A pair of major US carriers – Alaska Airlines and American Airlines – are pursuing separate codeshare agreements with Condor and JetSmart, respectively.

German leisure carrier Condor has applied with US regulatory authorities for a codeshare agreement that would allow Condor to use Alaska’s airline designator code on international flights.


Source: Condor

Condor requested in a 21 April filing with the US Department of Transportation to begin the code-share service “on or around” 1 June. The holiday specialist also requested “expedited processing of this application”.

Under the proposed agreement, Alaska would place its code on Condor services between Frankfurt, Germany and 12 US cities – Anchorage (Alaska), Boston, Baltimore, Fairbanks (Alaska), New York, Las Vegas, Los Angeles, Minneapolis (Minnesota), Portland (Oregon), Phoenix, Seattle and San Francisco.

“The codeshare authorisation requested herein is fully consistent with the applicable open skies air transport agreement currently in place between the United States and the European Union,” Condor says in its application.

Separately, American and Chilean low-cost carrier JetSmart received DOT approval on 21 April to enter a two-year codeshare agreement effective immediately and running through 21 April 2025.

The agreement allows American to provide scheduled air service “between points in the United States and points worldwide on a third-county codeshare basis”. It also grants JetSmart authority to display American’s designator code on flights operated by JetSmart “within Chile and between Chile and third countries”, according to the filing.

“Based on the record in this case, we found that JetSmart… is operationally and financially qualified to conduct the proposed services,” the DOT says. “We also note that American has conducted a safety audit of JetSmart… and the FAA has advised us that it has reviewed the relevant audit report and found it to be acceptable.”

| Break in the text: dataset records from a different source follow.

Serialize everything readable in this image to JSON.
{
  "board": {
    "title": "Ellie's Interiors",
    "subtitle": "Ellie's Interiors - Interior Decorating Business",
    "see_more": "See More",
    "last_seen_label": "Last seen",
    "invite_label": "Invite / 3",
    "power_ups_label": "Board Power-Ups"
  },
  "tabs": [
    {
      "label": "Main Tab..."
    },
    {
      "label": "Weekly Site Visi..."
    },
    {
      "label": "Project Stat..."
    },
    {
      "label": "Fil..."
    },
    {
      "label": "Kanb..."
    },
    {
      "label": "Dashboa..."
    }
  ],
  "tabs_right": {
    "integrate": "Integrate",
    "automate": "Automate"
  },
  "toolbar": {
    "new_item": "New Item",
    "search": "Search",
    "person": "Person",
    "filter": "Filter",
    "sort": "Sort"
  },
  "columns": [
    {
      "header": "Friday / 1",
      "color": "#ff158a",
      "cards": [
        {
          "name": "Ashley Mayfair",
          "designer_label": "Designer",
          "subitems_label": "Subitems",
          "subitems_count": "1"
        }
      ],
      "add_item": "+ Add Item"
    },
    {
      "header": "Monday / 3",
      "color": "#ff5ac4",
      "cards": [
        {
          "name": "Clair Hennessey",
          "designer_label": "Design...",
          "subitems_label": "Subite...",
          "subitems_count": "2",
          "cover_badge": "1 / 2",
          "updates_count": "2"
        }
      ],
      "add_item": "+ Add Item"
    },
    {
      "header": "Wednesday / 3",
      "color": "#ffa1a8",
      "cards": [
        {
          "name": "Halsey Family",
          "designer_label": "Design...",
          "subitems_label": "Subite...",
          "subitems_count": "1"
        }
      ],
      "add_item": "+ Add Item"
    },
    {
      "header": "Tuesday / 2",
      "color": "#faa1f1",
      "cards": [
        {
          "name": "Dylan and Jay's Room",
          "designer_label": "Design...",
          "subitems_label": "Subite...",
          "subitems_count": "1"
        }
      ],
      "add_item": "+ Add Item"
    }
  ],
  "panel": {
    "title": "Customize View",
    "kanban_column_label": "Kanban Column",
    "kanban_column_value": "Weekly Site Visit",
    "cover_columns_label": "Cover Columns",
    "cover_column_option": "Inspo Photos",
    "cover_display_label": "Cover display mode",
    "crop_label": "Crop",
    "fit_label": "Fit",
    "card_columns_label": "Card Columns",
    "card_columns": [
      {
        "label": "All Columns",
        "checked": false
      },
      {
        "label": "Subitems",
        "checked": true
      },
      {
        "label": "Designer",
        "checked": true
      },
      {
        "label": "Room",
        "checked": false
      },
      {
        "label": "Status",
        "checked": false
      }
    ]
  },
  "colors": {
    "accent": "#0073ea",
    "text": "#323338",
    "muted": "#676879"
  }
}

In July 2021, American said it was taking a minority stake in JetSmart, seeking to broaden its Latin American network and fuel JetSmart’s growth, though financial details were not disclosed.

“By connecting and growing our respective networks, and maintaining our distinct business models, we see a compelling value proposition,” JetSmart chief executive Estuardo Ortiz said at the time.

Santiago-based JetSmart – owned by US private equity firm Indigo Partners – operates a fleet of Airbus A320s and A321s in Chile and Argentina.